Alors que la classe politique sud-africaine se divise sur l’attitude à adopter face à l’invasion russe de l’Ukraine, le parti des Combattants pour la liberté économique (EFF) soutient Vladimir Poutine et relaie la propagande du Kremlin.
Ne parlez pas de « guerre en Ukraine ». Parlez plutôt d’une « opération spéciale militaire nécessaire », comme vous y invite Floyd Shivambu, vice-président du parti des Combattants pour la liberté économique (EFF). « Il n’y a rien de mal à ce que la Russie empêche l’expansion impérialiste de l’Otan [Organisation du traité de l’Atlantique nord] », a-t-il soutenu lors d’un débat sur l’invasion russe au Parlement. À l’en croire, Moscou n’aurait rien à se reprocher. Floyd Shivambu loue même le « degré de respect et d’honneur » des Russes, « qui ne ciblent ni les civils ni les infrastructures civiles ». Bons baisers d’Afrique du Sud.
Artillerie lourde
Troisième force politique du pays, les EFF viennent de conclure une opération médiatique en forme de lettre d’amour à la Russie de Vladimir Poutine. Débat au Parlement, réception à l’ambassade puis interview télévisée… Les « Bérets rouges » se démarquent du Congrès national africain (ANC, au pouvoir), qui continue à jouer les équilibristes, entre neutralité et loyauté envers l’ancien allié soviétique. Si le gouvernement fait preuve de camaraderie en pesant chaque mot portant sur Moscou, l’EFF sort l’artillerie lourde et défend le Kremlin à coups de déclarations chocs.
L’Otan serait dirigée par des néo-nazis, Kiev mènerait un génocide dans le Donbass et les Américains disposeraient en Ukraine de laboratoires où seraient fabriquées des armes chimiques pour attaquer la population russe. Un seul autre petit parti sud-africain semble partager cette rhétorique complotiste et anti-américaine : le Parti national de la liberté (NFP) – deux sièges au Parlement – dénonce « l’agenda caché de l’Occident », qui veut « effacer la Russie de la carte ».
Comme pour l’ANC, les raisons du soutien des EFF à la Russie sont à chercher du côté de l’Histoire. Les deux formations gardent en mémoire l’appui logistique, financier et intellectuel apporté par l’URSS dans la lutte contre le régime ségrégationniste. C’est à ce titre que les EFF appellent « les Sud-Africains et tout le continent à ne pas tourner le dos à la Russie », laquelle n’aurait « jamais utilisé et n’utilisera jamais sa force et sa capacité militaire pour coloniser le continent ou d’autres pays ». Il faut aussi voir dans ce soutien un rejet viscéral des États-Unis, de l’Otan et de l’Occident, accusés d’être des va-t-en guerre, des colonisateurs, des impérialistes et des pilleurs auxquels l’assassinat du « frère » Mouammar Kadhafi en Libye « ne sera jamais pardonné ».
LES EFF SE SONT AUSSI INDIGNÉS QUAND LA CHAÎNE DE TÉLÉVISION RUSSIA TODAY A ÉTÉ SUPPRIMÉE DU BOUQUET PROPOSÉ PAR LE DISTRIBUTEUR SUD-AFRICAIN
Chine, Cuba, Russie sont considérés par les EFF comme des forces progressives qu’il faut défendre. La pandémie avait déjà été l’occasion pour le parti de Julius Malema de voler à leur secours. En juin, les EFF ont rassemblé plusieurs milliers de personnes devant les locaux de l’autorité sud-africaine du médicament (SAHPRA) pour l’obliger à autoriser le vaccin russe Sputnik-V, aux côtés d’autres vaccins chinois et cubains.

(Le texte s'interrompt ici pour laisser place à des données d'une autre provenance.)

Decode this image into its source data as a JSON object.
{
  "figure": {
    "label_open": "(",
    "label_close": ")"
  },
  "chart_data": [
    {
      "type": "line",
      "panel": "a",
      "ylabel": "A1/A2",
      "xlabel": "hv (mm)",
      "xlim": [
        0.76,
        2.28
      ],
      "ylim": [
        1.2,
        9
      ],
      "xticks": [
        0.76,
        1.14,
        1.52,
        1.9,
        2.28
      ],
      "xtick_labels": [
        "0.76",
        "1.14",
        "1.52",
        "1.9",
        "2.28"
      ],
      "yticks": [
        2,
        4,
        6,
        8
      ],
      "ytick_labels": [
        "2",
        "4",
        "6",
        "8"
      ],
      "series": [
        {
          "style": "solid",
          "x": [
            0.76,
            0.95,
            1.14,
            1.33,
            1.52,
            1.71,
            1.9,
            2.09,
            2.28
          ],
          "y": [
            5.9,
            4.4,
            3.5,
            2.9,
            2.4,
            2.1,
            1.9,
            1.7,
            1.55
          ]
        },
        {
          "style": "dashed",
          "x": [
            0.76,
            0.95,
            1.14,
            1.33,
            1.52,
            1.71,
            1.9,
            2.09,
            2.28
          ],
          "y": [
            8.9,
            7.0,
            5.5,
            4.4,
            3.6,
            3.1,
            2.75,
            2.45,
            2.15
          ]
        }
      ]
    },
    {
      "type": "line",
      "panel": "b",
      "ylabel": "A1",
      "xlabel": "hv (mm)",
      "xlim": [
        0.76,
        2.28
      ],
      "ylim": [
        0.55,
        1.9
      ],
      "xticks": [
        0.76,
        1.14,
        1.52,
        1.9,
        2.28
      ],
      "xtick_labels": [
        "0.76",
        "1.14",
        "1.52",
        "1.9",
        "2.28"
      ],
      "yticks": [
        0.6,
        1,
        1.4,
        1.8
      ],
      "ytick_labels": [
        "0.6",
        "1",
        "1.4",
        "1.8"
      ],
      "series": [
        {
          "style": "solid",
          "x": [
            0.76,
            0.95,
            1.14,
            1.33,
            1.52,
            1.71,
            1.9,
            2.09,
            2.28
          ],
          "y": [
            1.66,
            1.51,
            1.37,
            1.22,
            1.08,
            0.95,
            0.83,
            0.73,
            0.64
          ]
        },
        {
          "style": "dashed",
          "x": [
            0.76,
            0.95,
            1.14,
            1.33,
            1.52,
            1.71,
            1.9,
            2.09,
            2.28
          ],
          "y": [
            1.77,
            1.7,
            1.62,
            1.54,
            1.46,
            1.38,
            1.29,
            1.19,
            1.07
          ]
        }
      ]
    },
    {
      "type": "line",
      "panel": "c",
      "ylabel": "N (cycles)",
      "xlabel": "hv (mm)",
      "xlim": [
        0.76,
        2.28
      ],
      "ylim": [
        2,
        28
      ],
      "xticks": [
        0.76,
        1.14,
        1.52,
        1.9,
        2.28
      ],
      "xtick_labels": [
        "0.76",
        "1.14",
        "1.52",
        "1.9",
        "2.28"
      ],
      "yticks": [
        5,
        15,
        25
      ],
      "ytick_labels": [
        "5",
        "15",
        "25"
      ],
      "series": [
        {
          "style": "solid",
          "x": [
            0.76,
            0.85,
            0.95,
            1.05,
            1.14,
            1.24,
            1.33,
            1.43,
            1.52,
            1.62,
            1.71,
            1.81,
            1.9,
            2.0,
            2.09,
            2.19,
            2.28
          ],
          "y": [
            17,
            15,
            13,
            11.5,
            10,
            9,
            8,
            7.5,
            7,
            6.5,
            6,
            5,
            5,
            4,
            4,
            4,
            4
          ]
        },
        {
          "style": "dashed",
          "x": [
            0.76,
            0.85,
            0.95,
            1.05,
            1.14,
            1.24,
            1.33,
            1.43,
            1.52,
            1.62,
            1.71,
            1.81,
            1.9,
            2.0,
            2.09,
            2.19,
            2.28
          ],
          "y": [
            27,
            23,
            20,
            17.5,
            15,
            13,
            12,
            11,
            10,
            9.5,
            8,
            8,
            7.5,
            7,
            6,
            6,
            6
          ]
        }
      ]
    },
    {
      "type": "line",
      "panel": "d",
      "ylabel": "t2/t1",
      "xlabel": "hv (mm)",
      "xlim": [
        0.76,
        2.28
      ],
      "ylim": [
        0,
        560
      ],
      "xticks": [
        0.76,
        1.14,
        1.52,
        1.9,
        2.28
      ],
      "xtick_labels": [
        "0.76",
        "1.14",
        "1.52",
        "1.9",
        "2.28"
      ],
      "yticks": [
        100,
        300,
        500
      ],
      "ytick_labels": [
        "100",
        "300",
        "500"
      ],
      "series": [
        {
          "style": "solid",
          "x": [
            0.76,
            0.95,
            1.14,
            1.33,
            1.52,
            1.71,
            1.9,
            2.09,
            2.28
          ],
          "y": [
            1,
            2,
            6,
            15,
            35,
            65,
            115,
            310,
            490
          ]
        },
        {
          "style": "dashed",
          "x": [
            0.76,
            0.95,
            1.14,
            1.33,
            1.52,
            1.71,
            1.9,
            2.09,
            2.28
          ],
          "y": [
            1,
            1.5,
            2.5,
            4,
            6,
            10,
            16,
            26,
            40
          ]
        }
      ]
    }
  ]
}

Les EFF se sont aussi indignés quand la chaîne de télévision Russia Today (RT) a été supprimée du bouquet proposé par le distributeur sud-africain, un ricochet involontaire des sanctions européennes. « Un grand classique des partis alignés et impérialistes qui veulent avoir le monopole sur ce que les gens pensent », condamnait la formation politique dans un communiqué. Les EFF ont d’ailleurs toujours accès à RT via Twitter et ne se privent pas de relayer ses vidéos. Comme cette interview de Sergueï Lavrov. Le ministre russe des Affaires étrangères dit observer que les Américains veulent faire du monde « leur village », voire « leur saloon ». « C’est vrai, et ça ne doit pas être permis », a réagi Floyd Shivambu, désormais d’accord sur tout avec son lointain camarade russe.